The Problem
Have you ever wondered what happens to your food scraps when they are placed in the trash?
Food waste is the largest component of solid waste in American landfills, representing 24%.
Wasted food represents roughly 8% of global greenhouse gas emissions. It is a main driver of the loss of forests, grasslands, and other critical wildlife habitats—while also depleting our freshwater supply.
Food thrown into the trash ends up in the landfill where it produces methane gas that is 28x more potent at trapping heat in the atmosphere than carbon dioxide, making it one of the most potent greenhouse gasses and a huge contributor to global warming.
Landfills lack the oxygen that compostable items need to fully decompose.
Of the food produced in the US, over ⅓ is never eaten, resulting in 30MM tons of food thrown away by Americans each year.
If food loss and waste were its own country, it would be the world’s third-largest emitter of greenhouse gasses—surpassed only by China and the United States.
No corner of the globe is immune from the devastating consequences of climate change.

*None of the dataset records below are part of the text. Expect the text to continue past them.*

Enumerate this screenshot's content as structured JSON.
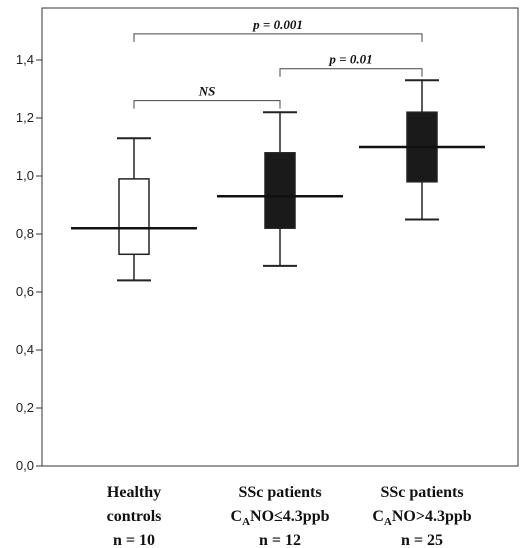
{
  "chart_data": {
    "type": "boxplot",
    "title": "",
    "xlabel": "",
    "ylabel": "",
    "ylim": [
      0,
      1.55
    ],
    "yticks": [
      0,
      0.2,
      0.4,
      0.6,
      0.8,
      1.0,
      1.2,
      1.4
    ],
    "ytick_labels": [
      "0,0",
      "0,2",
      "0,4",
      "0,6",
      "0,8",
      "1,0",
      "1,2",
      "1,4"
    ],
    "grid": false,
    "legend": "none",
    "categories": [
      {
        "lines": [
          "Healthy",
          "controls",
          "n = 10"
        ],
        "sub": []
      },
      {
        "lines": [
          "SSc patients",
          "C_NO≤4.3ppb",
          "n = 12"
        ],
        "sub": [
          "",
          "A",
          ""
        ]
      },
      {
        "lines": [
          "SSc patients",
          "C_NO>4.3ppb",
          "n = 25"
        ],
        "sub": [
          "",
          "A",
          ""
        ]
      }
    ],
    "boxes": [
      {
        "min": 0.64,
        "q1": 0.73,
        "median": 0.82,
        "q3": 0.99,
        "max": 1.13,
        "fill": "#ffffff"
      },
      {
        "min": 0.69,
        "q1": 0.82,
        "median": 0.93,
        "q3": 1.08,
        "max": 1.22,
        "fill": "#1a1a1a"
      },
      {
        "min": 0.85,
        "q1": 0.98,
        "median": 1.1,
        "q3": 1.22,
        "max": 1.33,
        "fill": "#1a1a1a"
      }
    ],
    "significance": [
      {
        "from": 0,
        "to": 1,
        "y": 1.26,
        "label": "NS"
      },
      {
        "from": 1,
        "to": 2,
        "y": 1.37,
        "label": "p = 0.01"
      },
      {
        "from": 0,
        "to": 2,
        "y": 1.49,
        "label": "p = 0.001"
      }
    ]
  }
}
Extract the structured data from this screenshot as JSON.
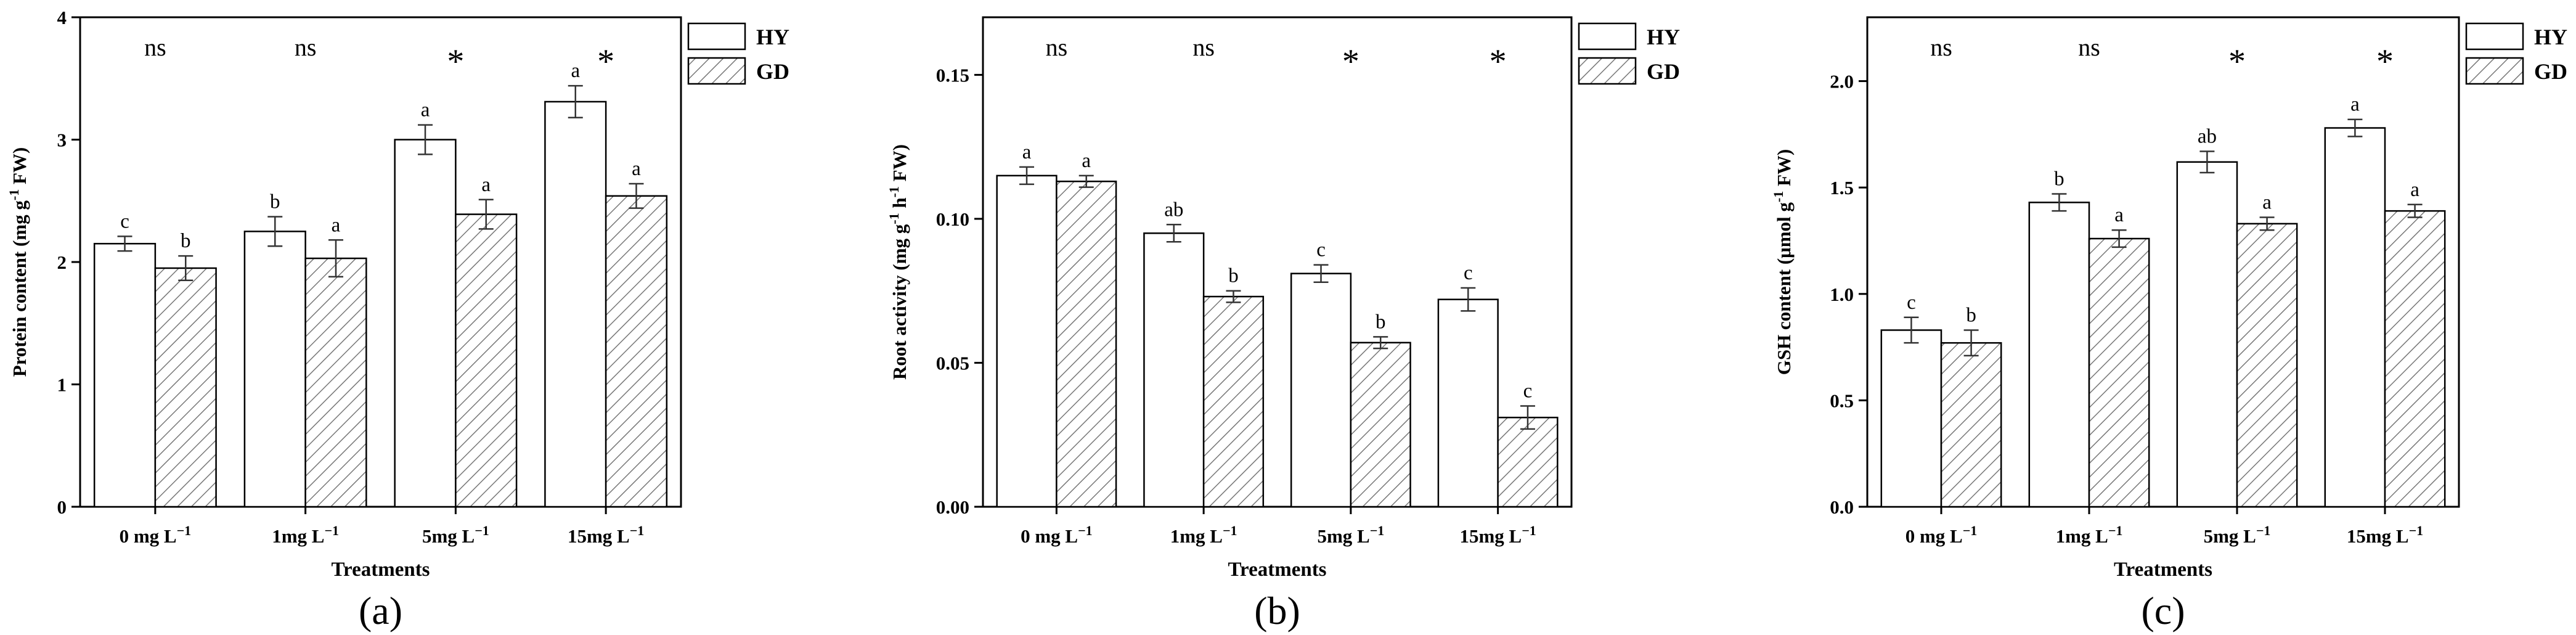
{
  "colors": {
    "axis": "#000000",
    "bar_fill": "#ffffff",
    "hatch": "#777777",
    "error": "#333333"
  },
  "chart_data": [
    {
      "type": "bar",
      "panel_label": "(a)",
      "xlabel": "Treatments",
      "ylabel_main": "Protein content (mg g",
      "ylabel_sup": "-1",
      "ylabel_tail": " FW)",
      "ylim": [
        0,
        4
      ],
      "yticks": [
        0,
        1,
        2,
        3,
        4
      ],
      "ytick_labels": [
        "0",
        "1",
        "2",
        "3",
        "4"
      ],
      "categories": [
        {
          "main": "0 mg L",
          "sup": "−1"
        },
        {
          "main": "1mg L",
          "sup": "−1"
        },
        {
          "main": "5mg L",
          "sup": "−1"
        },
        {
          "main": "15mg L",
          "sup": "−1"
        }
      ],
      "significance": [
        "ns",
        "ns",
        "*",
        "*"
      ],
      "series": [
        {
          "name": "HY",
          "pattern": "open",
          "values": [
            2.15,
            2.25,
            3.0,
            3.31
          ],
          "errors": [
            0.06,
            0.12,
            0.12,
            0.13
          ],
          "letters": [
            "c",
            "b",
            "a",
            "a"
          ]
        },
        {
          "name": "GD",
          "pattern": "hatched",
          "values": [
            1.95,
            2.03,
            2.39,
            2.54
          ],
          "errors": [
            0.1,
            0.15,
            0.12,
            0.1
          ],
          "letters": [
            "b",
            "a",
            "a",
            "a"
          ]
        }
      ]
    },
    {
      "type": "bar",
      "panel_label": "(b)",
      "xlabel": "Treatments",
      "ylabel_main": "Root activity (mg g",
      "ylabel_sup": "-1",
      "ylabel_tail": " h",
      "ylabel_sup2": "-1",
      "ylabel_tail2": " FW)",
      "ylim": [
        0,
        0.17
      ],
      "yticks": [
        0,
        0.05,
        0.1,
        0.15
      ],
      "ytick_labels": [
        "0.00",
        "0.05",
        "0.10",
        "0.15"
      ],
      "categories": [
        {
          "main": "0 mg L",
          "sup": "−1"
        },
        {
          "main": "1mg L",
          "sup": "−1"
        },
        {
          "main": "5mg L",
          "sup": "−1"
        },
        {
          "main": "15mg L",
          "sup": "−1"
        }
      ],
      "significance": [
        "ns",
        "ns",
        "*",
        "*"
      ],
      "series": [
        {
          "name": "HY",
          "pattern": "open",
          "values": [
            0.115,
            0.095,
            0.081,
            0.072
          ],
          "errors": [
            0.003,
            0.003,
            0.003,
            0.004
          ],
          "letters": [
            "a",
            "ab",
            "c",
            "c"
          ]
        },
        {
          "name": "GD",
          "pattern": "hatched",
          "values": [
            0.113,
            0.073,
            0.057,
            0.031
          ],
          "errors": [
            0.002,
            0.002,
            0.002,
            0.004
          ],
          "letters": [
            "a",
            "b",
            "b",
            "c"
          ]
        }
      ]
    },
    {
      "type": "bar",
      "panel_label": "(c)",
      "xlabel": "Treatments",
      "ylabel_main": "GSH content (μmol g",
      "ylabel_sup": "-1",
      "ylabel_tail": " FW)",
      "ylim": [
        0,
        2.3
      ],
      "yticks": [
        0,
        0.5,
        1.0,
        1.5,
        2.0
      ],
      "ytick_labels": [
        "0.0",
        "0.5",
        "1.0",
        "1.5",
        "2.0"
      ],
      "categories": [
        {
          "main": "0 mg L",
          "sup": "−1"
        },
        {
          "main": "1mg L",
          "sup": "−1"
        },
        {
          "main": "5mg L",
          "sup": "−1"
        },
        {
          "main": "15mg L",
          "sup": "−1"
        }
      ],
      "significance": [
        "ns",
        "ns",
        "*",
        "*"
      ],
      "series": [
        {
          "name": "HY",
          "pattern": "open",
          "values": [
            0.83,
            1.43,
            1.62,
            1.78
          ],
          "errors": [
            0.06,
            0.04,
            0.05,
            0.04
          ],
          "letters": [
            "c",
            "b",
            "ab",
            "a"
          ]
        },
        {
          "name": "GD",
          "pattern": "hatched",
          "values": [
            0.77,
            1.26,
            1.33,
            1.39
          ],
          "errors": [
            0.06,
            0.04,
            0.03,
            0.03
          ],
          "letters": [
            "b",
            "a",
            "a",
            "a"
          ]
        }
      ]
    }
  ]
}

Rising temperatures are fueling environmental degradation, natural disasters, weather extremes, food and water insecurity, economic disruption, conflict, and terrorism. Sea levels are rising, the Arctic is melting, coral reefs are dying, oceans are acidifying, and forests are burning.
“The climate emergency is a race we are losing, but it is a race we can win”
— Secretary-General António Guterres, U.N. Secretary-General
As a result of global warming, California is in a climate crisis. Californians are experiencing more extreme weather, more frequent, destructive wildfires, warmer temperatures, and severe drought conditions. Communities are concerned with rising sea levels and hillside fires, all of which could threaten homes and communities.